Из груди Коллберга по всему телу разливался холод, будто кто-то сунул туда кусок льда.

– Я понимаю.

Экран погас.

Коллберг еще долго сидел, глядя в темно-серое стекло. Внезапно он вскочил, словно только что очнулся от кошмара – быть может, Кейн уже вышел из дворца, возможно, он уже на связи, говорит или делает нечто такое, что разрушит жизнь Коллберга.

Администратор смахнул крошки с рубахи; потной рукой пригладил волосы и рванулся к видеокабине.

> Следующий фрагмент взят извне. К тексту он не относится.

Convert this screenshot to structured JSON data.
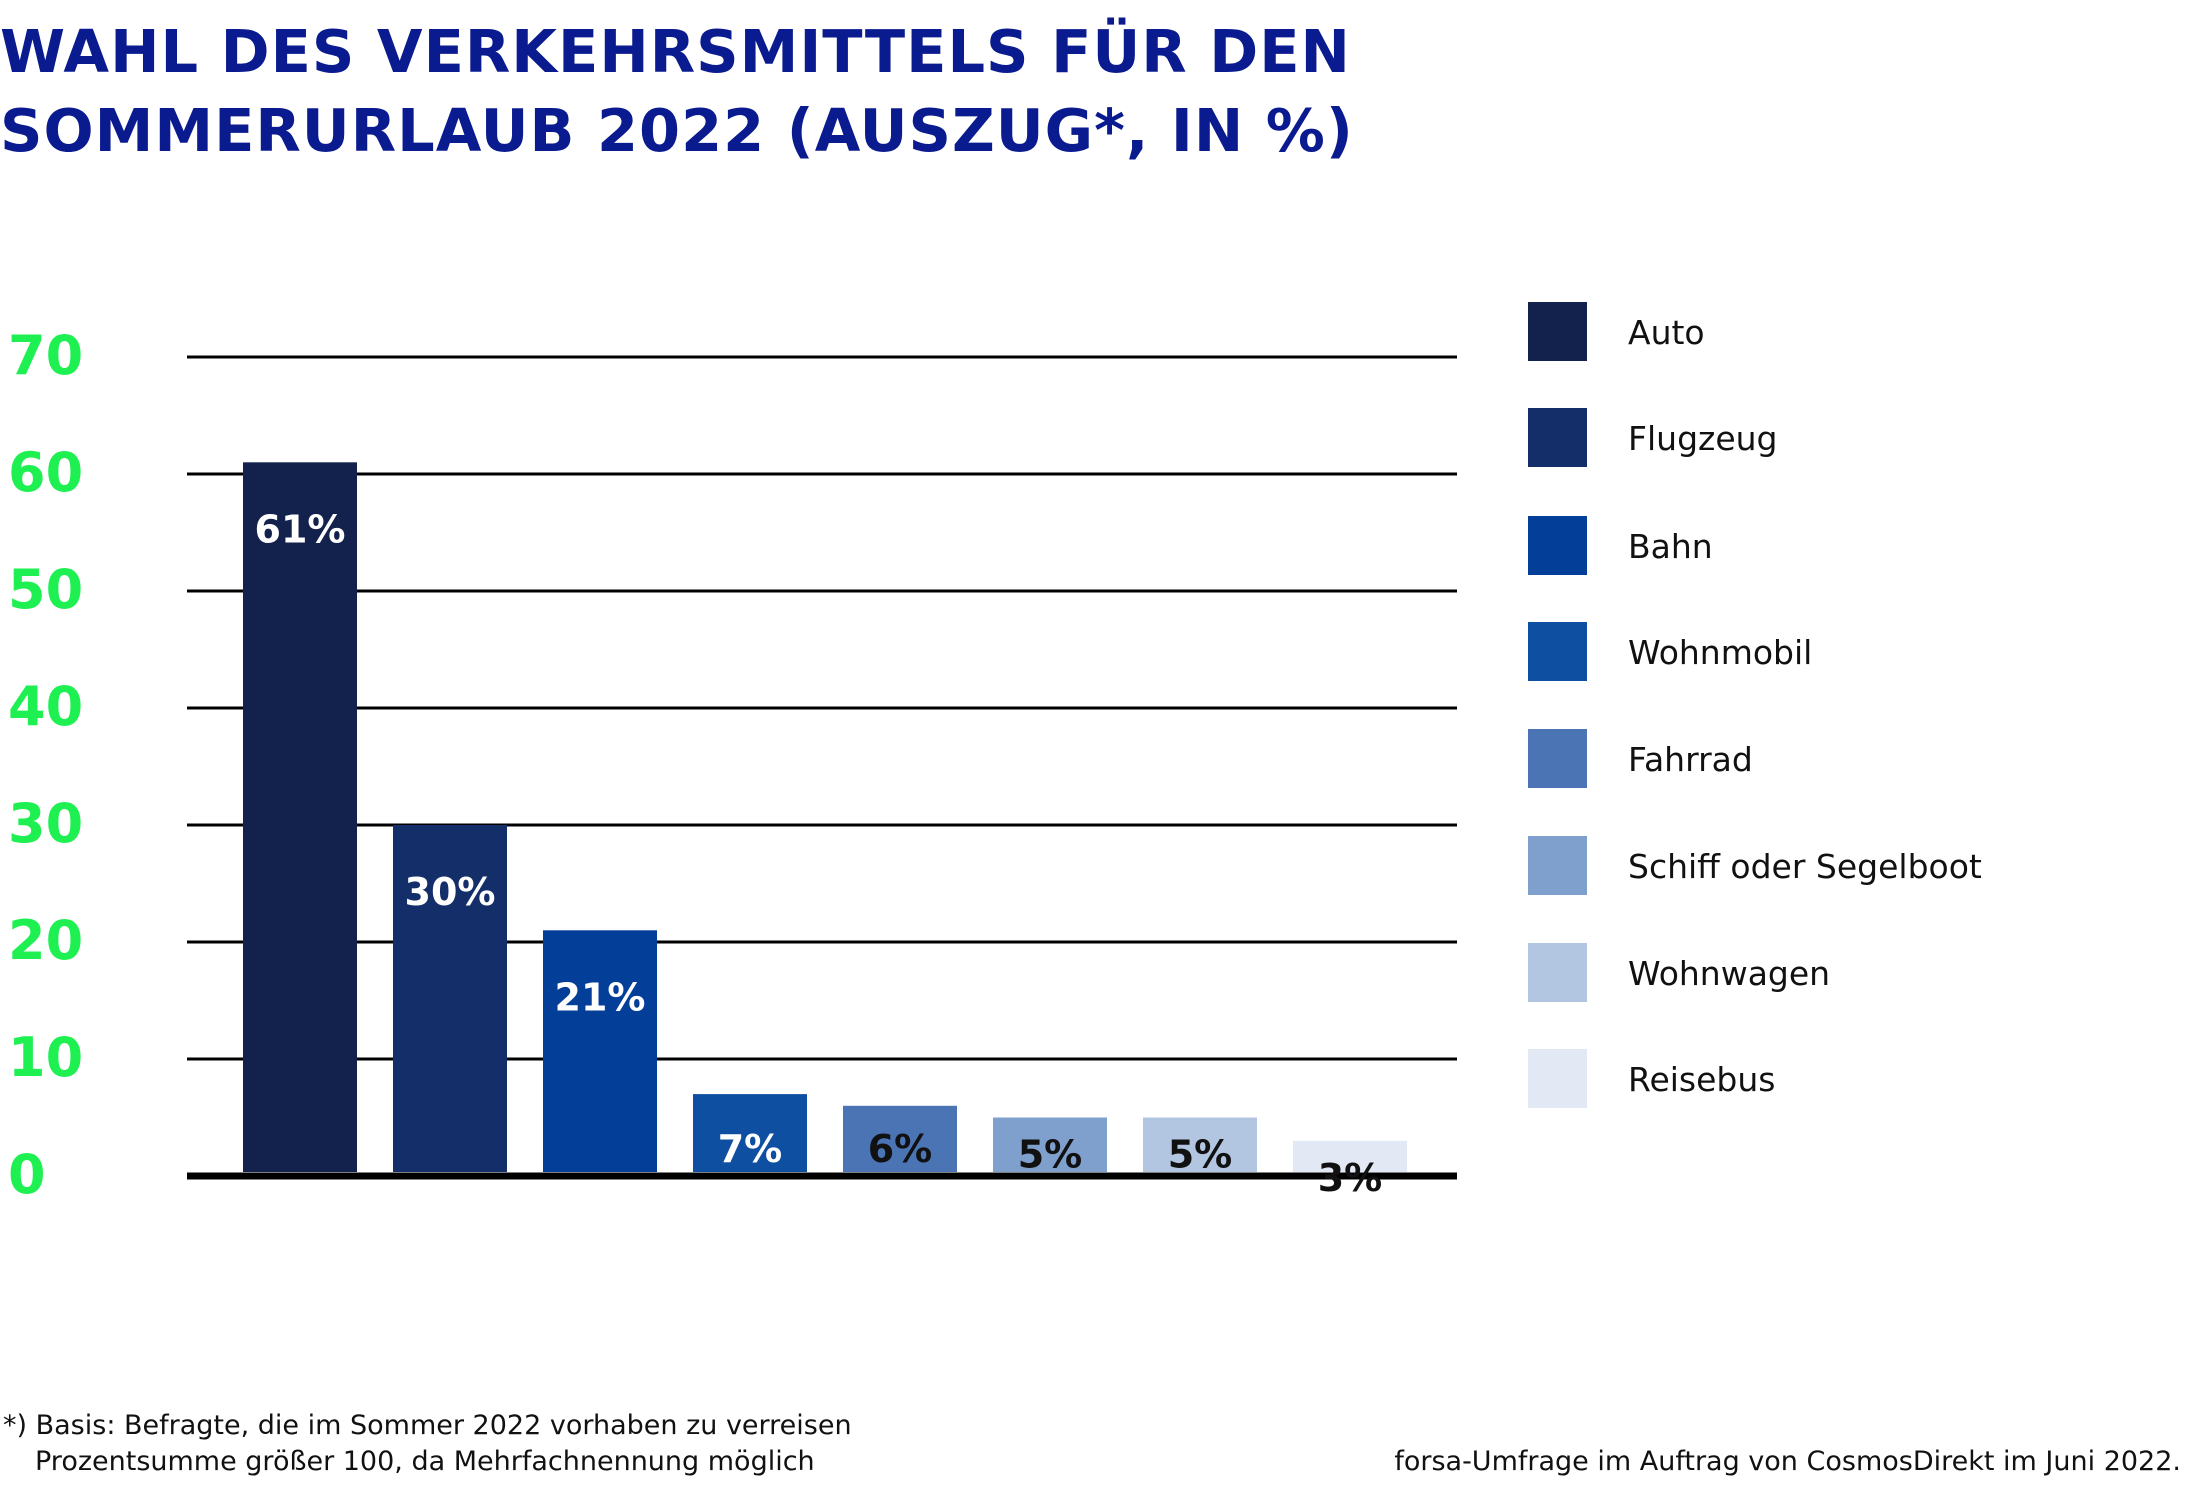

Майклсон угрожал ему вчера; сегодня угроза исходила от Кейна. На этот раз, решил Коллберг, пора дать этому ублюдку по рукам.

«Дай мне только повод выступить против тебя на Совете, – подумал он. – Один только повод. Посмотришь, что будет потом. Посмотришь».

День третий

– Иногда я сомневаюсь, что ты можешь уважать еще что-нибудь, кроме власти,

– А что еще можно уважать?

– Вот видишь! Я имела в виду именно это, ты же просто увиливаешь от ответа или отделываешься отговоркой. Это потому, что тебя не интересует то, что волнует меня. То, что важно, действительно важно…

– Например? Правосудие? Увольте. Честь? Это из области абстракций, которые мы придумали, чтобы нам легче было сосуществовать с реальной властью, чтобы заставлять людей добровольно ограничивать себя.

– А как же любовь? Разве это не большая абстракция, чем правосудие?

– Ради бога, Шенна…

– Разве не глупо, что мы все время сражаемся за абстракции?

– Мы не сражаемся.

– Еще как сражаемся! Может, не за правосудие и любовь, но сражаемся изо всех сил, это уж точно.

1

Круг за кругом крошащиеся каменные скамьи и крытые переходы ступенями поднимались над пятачком мокрого от дождя песка. Вся эта громадная постройка, возможно, некогда предназначалась для игрищ между богами. Внутренняя стена, отгораживающая песок от скамей, когда-то была высотой в три человеческих роста. Несмотря на то что время и вредные угольные пары сталеплавилен Рабочего парка совсем раскрошили ее, на стене все же остались параллельные царапины от алмазных когтей драконимфов, извилистые ожоги от кислотного яда из хвостовой полости дракона и выбоины от арбалетных стрел, пронзавших плоть трусливых гладиаторов.

На третьем ярусе скамеек расположилось кольцо общественных писсуаров, построенных лет сто назад для давно уже умерших зрителей. Подобные писсуары остались по всему городу после Медного короля, Тар-Меннелекила, едва не разорившего народ своими постройками на пользу общества.

Публичные писсуары в Анхане строились над шахтами, уходившими в известняк, на котором и стоял город. В этих шахтах находились три вполне современные сети, которые не пропускали твердые отходы, однако позволяли жидкости утекать в подземные пещеры под городом. Параллельно каждой шахте шла еще одна. Раз в десятидневку золотари обходили подземные пещеры, собирая драгоценные фекалии, которые затем вывозили в компанию «Навоз и удобрения» Счастливчика Джаннера, располагавшуюся на окраине Города Чужаков.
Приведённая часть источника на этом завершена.